I don't wanna miss a thing

Been stuck in the go between lately of my own wants versus my needs of surrendering to him. Staring at the 30 choices with 6 different ends of the earth, she remembers the weekend when a new acquaintance pointed out the verse long put away in the attic.

Prov 16:9 A man’s heart deviseth his way: but the LORD directeth his steps.

He doesn't realize how much that one verse tugged the chords of this heart. To know he has a plan and act upon it is not easy. Decisions still need to be made. Answers still need to be submitted.

Will he send me to Australia? Will I be soaking in the amazing sceneries of Scotland or will I be stuck in gloomy London weather?

For his ways are always higher.. Perhaps he does know what he's doing, no? ;)

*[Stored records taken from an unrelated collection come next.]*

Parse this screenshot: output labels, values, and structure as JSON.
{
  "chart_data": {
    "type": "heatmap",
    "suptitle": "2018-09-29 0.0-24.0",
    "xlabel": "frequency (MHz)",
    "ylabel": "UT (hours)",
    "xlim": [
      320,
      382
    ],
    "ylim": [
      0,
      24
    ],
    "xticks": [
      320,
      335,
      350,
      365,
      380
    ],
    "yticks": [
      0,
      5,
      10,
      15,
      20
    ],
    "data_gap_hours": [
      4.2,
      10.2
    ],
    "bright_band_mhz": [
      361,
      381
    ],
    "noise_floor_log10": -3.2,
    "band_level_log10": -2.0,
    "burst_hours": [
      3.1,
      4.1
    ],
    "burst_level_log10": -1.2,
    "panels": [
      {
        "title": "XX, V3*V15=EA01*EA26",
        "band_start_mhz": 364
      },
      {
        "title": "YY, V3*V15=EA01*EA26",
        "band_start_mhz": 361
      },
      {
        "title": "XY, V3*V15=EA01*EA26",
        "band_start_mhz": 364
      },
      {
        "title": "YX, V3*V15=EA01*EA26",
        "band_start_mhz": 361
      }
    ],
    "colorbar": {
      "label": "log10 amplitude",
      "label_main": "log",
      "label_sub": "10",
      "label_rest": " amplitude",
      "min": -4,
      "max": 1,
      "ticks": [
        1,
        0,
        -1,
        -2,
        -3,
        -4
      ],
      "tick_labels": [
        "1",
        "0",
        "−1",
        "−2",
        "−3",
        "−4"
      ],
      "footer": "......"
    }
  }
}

Life is 10% what happens to us and 90% how we respond to it. Attitude is the single most significant decision I make each day - Charles Swindoll


Prov 19:21 There are many devices in a man’s heart; nevertheless the counsel of the LORD, that shall stand.


Tuesday, November 3, 2009

Ker'na semua yang baik dalam hidupku itulah karyamu

Mengabdikan hidupku sesuai rencanaMu.

To give my upmost for his highest is to turn down so much of how I think, of how I feel. If things were my way, I imagine it would not be such a great world. I'm still too selfish that way. I'm trying to step through that door. You know, the door with life involving both pitfalls and blessings with a whole lot of surrender on the other side.

The amazing thing is that He never pushes. He'll bring you in front of this door again and again. Its you with the decision to make. Total surrender.

Step through it and you may not feel all that different. You'll probably be the same person you are now. But the purpose of your life will have changed. Stepping through the door doesn't change you - it does, however, change everything you're heading toward from this point on.

It means breaking the husk of my individual independence of God, and the emancipating of my personality into oneness with Himself, not for my own ideas, but for absolute loyalty to Jesus.
-Oswald Chambers.

I have hit the insomniac button again yet not much is being accomplished. As always, the fault lies in the same place. I wonder though, it is possible to not care? To not let the situation overwhelm or break you down.

ah well, study time. nerd mode:ON. Reproductive system seem to haunt even my dreams.

Monday, November 2, 2009

'Coz all I need is you

Psalm 27:4 - The one thing I ask of the Lord— the thing I seek most— is to live in the house of the Lord all the days of my life, delighting in the Lord’s perfections and meditating in his Temple.

Oh, to be still. To forget and press on. To surrender. To be for a cause. To be sold out. To not care. To feel. To be in and not of! Tis something I still struggle with. Feeling of apathy. Superficiality. Priorities needing readjustment. Oh the flesh!

To get back on track.

To live life knowing its all about him.

To the unseen path, knowing his light is just enough.

All i have seen teaches me to trust the Creator for all i have not seen
- Ralph Waldo Emerson (Something I got from a dear sister. Sabby, you cease to amaze me. the epitome of surrender. i love you much!)